Félicitations de Poutine
Sur le plan international, Viktor Orban apparaît conforté dans sa politique de rapprochement avec l’Est. Il n’a pas pâti de ses liens avec le Kremlin ni de sa volonté de rester en dehors du conflit en Ukraine, à qui il a refusé des livrer des armes. Dimanche soir, il s’est vanté que « même le président » Volodymyr Zelensky n’a pu empêcher sa réélection. « Son expérience, sa responsabilité, son calme et sa capacité à maintenir la paix ont été des facteurs décisifs », juge le député européen proche de Viktor Orban, Balazs Hidveghi.
« Le chef de l’Etat russe s’est dit certain que, malgré une situation internationale difficile, le développement futur des liens bilatéraux et de partenariat correspondra aux intérêts des peuples de Russie et de Hongrie », a affirmé la présidence russe dans un communiqué.
Poutine et Orban entretiennent de longue date des relations amicales, en dépit des nombreuses crises entre Moscou d’un côté et l’Union européenne ainsi que l’Otan de l’autre, deux organisations dont la Hongrie est pourtant membre. Début février, en pleine crise russo-occidentale ayant précédé l’offensive russe en Ukraine, Viktor Orban avait rencontré en tête à tête Vladimir Poutine à Moscou et affiché sa complicité avec le chef du Kremlin.

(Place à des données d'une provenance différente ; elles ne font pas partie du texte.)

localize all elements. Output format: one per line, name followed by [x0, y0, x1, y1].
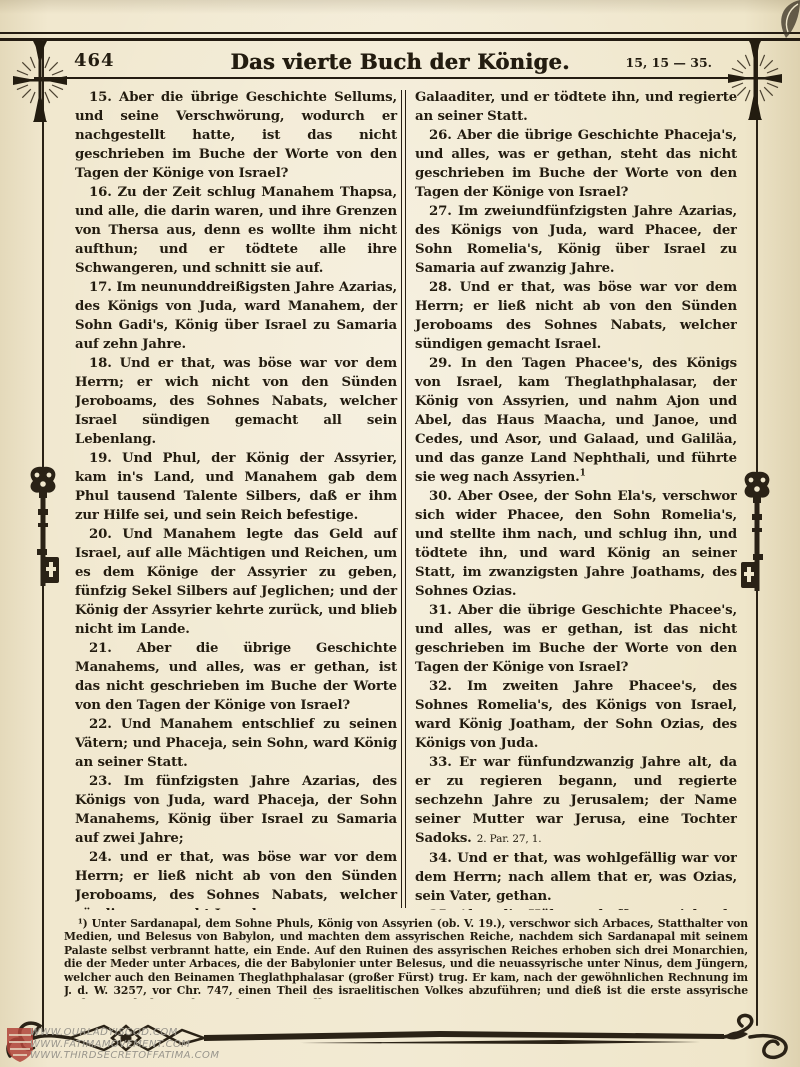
- verse-31: 31. Aber die übrige Geschichte Phacee's,…: [415, 601, 737, 677]
- verse-number: 31.: [429, 603, 452, 618]
- verse-continuation: Galaaditer, und er tödtete ihn, und regi…: [415, 88, 737, 126]
- verse-number: 20.: [89, 527, 112, 542]
- ornate-key-icon: [739, 470, 775, 595]
- top-rule-thick: [0, 38, 800, 41]
- verse-18: 18. Und er that, was böse war vor dem He…: [75, 354, 397, 449]
- verse-number: 29.: [429, 356, 452, 371]
- footnote: ¹)Unter Sardanapal, dem Sohne Phuls, Kön…: [64, 917, 748, 999]
- verse-16: 16. Zu der Zeit schlug Manahem Thapsa, u…: [75, 183, 397, 278]
- column-divider-rule: [401, 90, 406, 908]
- corner-leaf-icon: [772, 0, 800, 40]
- verse-26: 26. Aber die übrige Geschichte Phaceja's…: [415, 126, 737, 202]
- cross-reference: 2. Par. 27, 1.: [472, 833, 542, 845]
- verse-number: 23.: [89, 774, 112, 789]
- watermark-list: WWW.OURLADYISGOD.COMWWW.FATIMAMOVEMENT.C…: [30, 1027, 219, 1062]
- verse-35: 35. Aber die Höhen schaffte er nicht ab;…: [415, 906, 737, 910]
- verse-number: 33.: [429, 755, 452, 770]
- verse-33: 33. Er war fünfundzwanzig Jahre alt, da …: [415, 753, 737, 849]
- verse-number: 30.: [429, 489, 452, 504]
- verse-range: 15, 15 — 35.: [626, 55, 712, 70]
- ornate-key-icon: [25, 465, 61, 590]
- verse-17: 17. Im neununddreißigsten Jahre Azarias,…: [75, 278, 397, 354]
- page-header: 464 Das vierte Buch der Könige. 15, 15 —…: [0, 46, 800, 76]
- footnote-reference-mark: 1: [580, 469, 586, 479]
- verse-24: 24. und er that, was böse war vor dem He…: [75, 848, 397, 910]
- cross-sunburst-icon: [723, 38, 787, 122]
- scan-edge-shadow: [0, 0, 800, 14]
- verse-34: 34. Und er that, was wohlgefällig war vo…: [415, 849, 737, 906]
- verse-15: 15. Aber die übrige Geschichte Sellums, …: [75, 88, 397, 183]
- verse-30: 30. Aber Osee, der Sohn Ela's, verschwor…: [415, 487, 737, 601]
- header-rule: [34, 77, 762, 79]
- text-body: 15. Aber die übrige Geschichte Sellums, …: [75, 88, 737, 910]
- verse-number: 21.: [89, 641, 112, 656]
- footnote-text: Unter Sardanapal, dem Sohne Phuls, König…: [64, 917, 748, 999]
- verse-number: 28.: [429, 280, 452, 295]
- verse-number: 27.: [429, 204, 452, 219]
- watermark-url: WWW.THIRDSECRETOFFATIMA.COM: [30, 1050, 219, 1062]
- cross-sunburst-icon: [8, 40, 72, 124]
- verse-27: 27. Im zweiundfünfzigsten Jahre Azarias,…: [415, 202, 737, 278]
- verse-number: 18.: [89, 356, 112, 371]
- verse-number: 16.: [89, 185, 112, 200]
- verse-21: 21. Aber die übrige Geschichte Manahems,…: [75, 639, 397, 715]
- verse-number: 32.: [429, 679, 452, 694]
- verse-28: 28. Und er that, was böse war vor dem He…: [415, 278, 737, 354]
- verse-number: 17.: [89, 280, 112, 295]
- verse-number: 19.: [89, 451, 112, 466]
- watermark-url: WWW.FATIMAMOVEMENT.COM: [30, 1039, 219, 1051]
- scanned-bible-page: 464 Das vierte Buch der Könige. 15, 15 —…: [0, 0, 800, 1067]
- watermark-url: WWW.OURLADYISGOD.COM: [30, 1027, 219, 1039]
- verse-number: 35.: [429, 908, 452, 910]
- top-rule-thin: [0, 32, 800, 34]
- verse-22: 22. Und Manahem entschlief zu seinen Vät…: [75, 715, 397, 772]
- verse-19: 19. Und Phul, der König der Assyrier, ka…: [75, 449, 397, 525]
- verse-number: 26.: [429, 128, 452, 143]
- verse-number: 34.: [429, 851, 452, 866]
- verse-20: 20. Und Manahem legte das Geld auf Israe…: [75, 525, 397, 639]
- verse-number: 22.: [89, 717, 112, 732]
- verse-32: 32. Im zweiten Jahre Phacee's, des Sohne…: [415, 677, 737, 753]
- verse-number: 24.: [89, 850, 112, 865]
- verse-number: 15.: [89, 90, 112, 105]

Le Premier ministre hongrois, souverainiste et conservateur, affiche d’une manière générale une grande proximité avec Moscou sur de nombreux dossiers. Il est devenu, au fil des ans, le dirigeant de l’UE le plus en phase avec le Kremlin. La Hongrie a par exemple été le premier pays en Europe à utiliser le vaccin russe anti-Covid Spoutnik V, bien qu’il ne soit pas reconnu par l’Agence européenne des médicaments (EMA).
Une rhétorique efficace
Le gouvernement hongrois « a réussi à circonscrire la problématique » de l’invasion russe en Ukraine « à une question très simple: la Hongrie doit-elle prendre part ou non à la guerre?« , expliquait Bulcsu Hunyadi, analyste de l’institut indépendant Political Capital à l’AFP, deux jours avant les élections. « Ce message a été bien plus efficace que celui de l’opposition, qui a axé ses critiques » sur les liens de Viktor Orban avec le Kremlin, estime-t-il.
D’autant que les deux ne luttent pas à armes égales, selon lui: « La machine de propagande du pouvoir a joué un rôle décisif » en « déformant la réalité » et les propos de l’opposition, affirme l’expert, d’autres évoquant aussi un système électoral dévoyé pour favoriser le Fidesz.
Viktor Orban a également été congratulé par la figure française d’extrême droite Marine Le Pen et par un autre dirigeant controversé au sein de l’UE, le Premier ministre slovène Janez Jansa.
Pas de commentaire en revanche de la Commission européenne, alors que dans son discours de victoire, Viktor Orban n’a pas manqué de s’en prendre aux « bureaucrates de Bruxelles ». « Nous allons continuer à renforcer notre identité, à défendre nos intérêts, en particulier à Bruxelles », souligne l’eurodéputé du Fidesz, insistant sur l’importance « des valeurs traditionnelles chrétiennes ».
« La confrontation avec l’UE est gravée dans la stratégie du parti, au moins sur un plan rhétorique, et cela ne va pas disparaître », analyse Szicherle. Toutefois, note-t-il, la Hongrie aura besoin des fonds européens au vu de la rapide détérioration économique en Europe.
En face, l’opposition menée par Peter Marki-Zay, un maire conservateur indépendant, encaissait le choc. Cette coopération hétéroclite de six formations « s’est avérée inopérante: les partis étaient réticents à accepter qu’un outsider remporte les primaires, ce qui a paralysé la campagne », souligne l’expert. « Les erreurs du candidat », au discours parfois maladroit, notamment sur la guerre, « n’ont été que la cerise sur le gâteau ». S’ils ont promis de rester ensemble, certains ont déjà « rejeté la faute » sur leur chef de file.